LM138: 5A constant current over a long cable.

Hello Long,

                 I am looking into this, I will get back to you by the end of the day tomorrow. Thanks!

Regards,

Srikanth

Hi Srikanth, thanks for the info.  In that case, is there another TI product or some other method that would allow me to achieve my design goal?  It seems to me like any design would see this high inductance load @ start up yes?  by the way, my load would just be an resistive load (like a 1Ohm resistive load for example).   Not sure that would change the recommendation since we would still have the long inductive cable in between.

Would it help if we have a zener diode on the line/cable to clamp the initial spike?  (just a thought, assuming we could find one that works).

regards,

-Long

Hello Long,

                  The principle issue with the design is the power dissipated across the Die.
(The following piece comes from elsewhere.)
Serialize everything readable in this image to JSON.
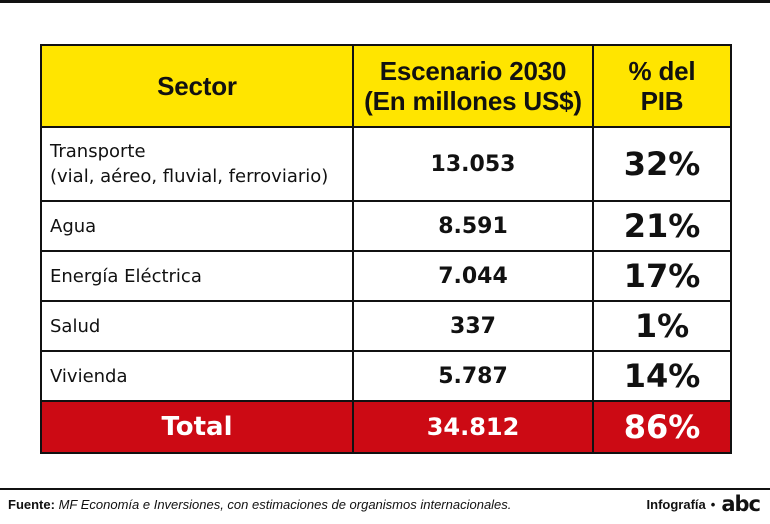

With V_IN = 28V, the voltage across the load being 5V (5A*1Ω), the drop across the cable being ~9V implies that the output voltage of the LDO is ~14V. The power dissipated across the device is ~70W ((28V - 14V)*5A), which is extremely large. Would it be feasible for you to connect the LDO closer to the 1Ω load end of the cable? If so, then the inductance issue would be bypassed and one possible solution would be to step down the Input voltage of 28V using a Buck converter and feed this voltage to the Input of the LDO. This  will reduce the input voltage (and power dissipation) of the LDO.
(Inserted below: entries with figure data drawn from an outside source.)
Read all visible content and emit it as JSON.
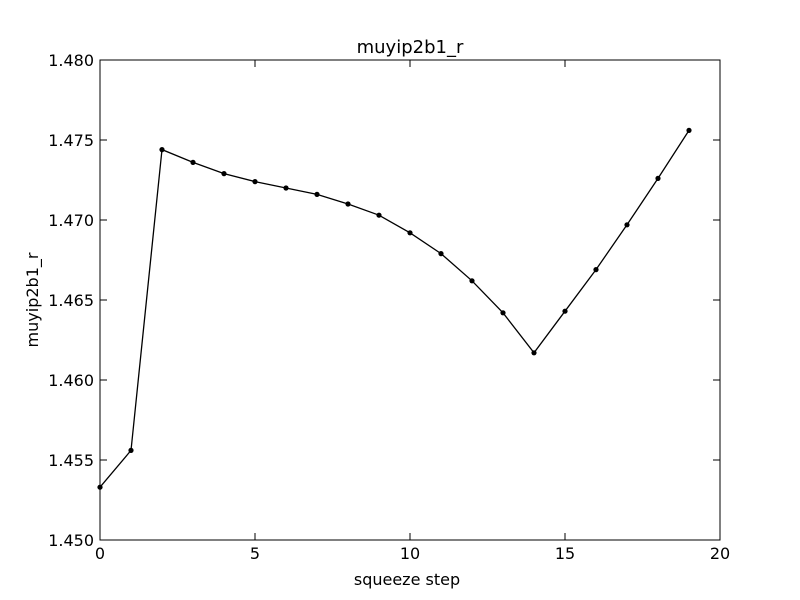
{
  "chart_data": {
    "type": "line",
    "title": "muyip2b1_r",
    "xlabel": "squeeze step",
    "ylabel": "muyip2b1_r",
    "xlim": [
      0,
      20
    ],
    "ylim": [
      1.45,
      1.48
    ],
    "x_ticks": [
      "0",
      "5",
      "10",
      "15",
      "20"
    ],
    "y_ticks": [
      "1.450",
      "1.455",
      "1.460",
      "1.465",
      "1.470",
      "1.475",
      "1.480"
    ],
    "grid": false,
    "series": [
      {
        "color": "#000000",
        "marker": "dot",
        "x": [
          0,
          1,
          2,
          3,
          4,
          5,
          6,
          7,
          8,
          9,
          10,
          11,
          12,
          13,
          14,
          15,
          16,
          17,
          18,
          19
        ],
        "y": [
          1.4533,
          1.4556,
          1.4744,
          1.4736,
          1.4729,
          1.4724,
          1.472,
          1.4716,
          1.471,
          1.4703,
          1.4692,
          1.4679,
          1.4662,
          1.4642,
          1.4617,
          1.4643,
          1.4669,
          1.4697,
          1.4726,
          1.4756
        ]
      }
    ]
  }
}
                   LM138 requires minimum dropout of 3V, which implies that the power dissipated across the device would be at least 15W (3V*5A). This is still way too large for this device. LM1084 requires 1.5V of dropout (significantly lower than LM138), and using the NDE package on a board with good layout and using heatsink(s) after stepping voltage down with a Buck converter, it may be possible to dissipate power while keeping the Junction temperature less than 125°C. Thanks!

Regards,

Srikanth   

hi Srikanth, I understand the info you provided above regarding the power dissipation and all but I'm a bit confused now of the capability of this part.  

1) The part datasheet indicates that it is a 5A regulator and if a minimum of 3V drop is required, then regardless of any application or loads, the power dissipation is always at the minimum 15W (3V * 5A).   Can the part handle 15W of power dissipation?
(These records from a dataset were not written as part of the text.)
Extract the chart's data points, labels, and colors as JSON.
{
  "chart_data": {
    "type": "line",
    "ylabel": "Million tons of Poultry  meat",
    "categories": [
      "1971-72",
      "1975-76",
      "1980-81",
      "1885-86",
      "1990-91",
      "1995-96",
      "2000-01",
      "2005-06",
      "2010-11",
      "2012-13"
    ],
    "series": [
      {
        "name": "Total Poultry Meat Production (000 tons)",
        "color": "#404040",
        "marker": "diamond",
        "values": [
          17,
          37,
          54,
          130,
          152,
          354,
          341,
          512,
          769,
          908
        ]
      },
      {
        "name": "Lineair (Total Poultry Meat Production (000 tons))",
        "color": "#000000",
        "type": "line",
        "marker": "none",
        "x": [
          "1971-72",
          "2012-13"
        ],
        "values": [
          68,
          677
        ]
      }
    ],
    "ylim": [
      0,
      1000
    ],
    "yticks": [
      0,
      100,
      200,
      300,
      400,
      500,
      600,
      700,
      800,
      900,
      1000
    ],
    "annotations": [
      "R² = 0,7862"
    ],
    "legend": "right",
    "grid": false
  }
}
2) Figure 1 of the datasheet shows the current limit at different Vin-Vout.   Even at Vin - Vout = 10V (ie the difference between input and output is 10V), the output current is ~8A.   This is peak current @ roughly 100ms or so I guess it is NOT a constant current right?  Figure 2.0 seems to suggest it could be a 'sustained' current but can you confirm?  

3) The application the I am considering is the Constant current as shown in Figure 35.   Since the regulator will do whatever it can to keep the Vout about 1.25V above the Vadj (across the R1v 0.24 Ohm resistor), can you let me know the Vout in this application?  (For two cases: load is next to R1 and load is far away from R1).

***[LN] In this case I think you're saying it would depend on my load and the drop across the cable, hence your answer above.  I think I get this point so you can ignore this question #3.  Thanks.

***I will take a look at the LM1084 datasheet.  Thanks!

Q: Can I use LM1084 as a 5A constant current source in the same manner as the LM317? 

Anyhow, I tend to agree with you that I need to lower the input voltage to reduce the power consumption but I need your clarification above.  

thanks,

-Long

Hi Long,

Srikanth is out today. He will be back tomorrow to carry on the conversation. 

Regards,

Nick

Thanks Nick!  

Thanks Srikanth, will do that.  Could you confirm if I can use LM1084 in the same manner as shown in Figure 37 of the LM138 datasheet?  I would assume so but just want to confirm.

thanks!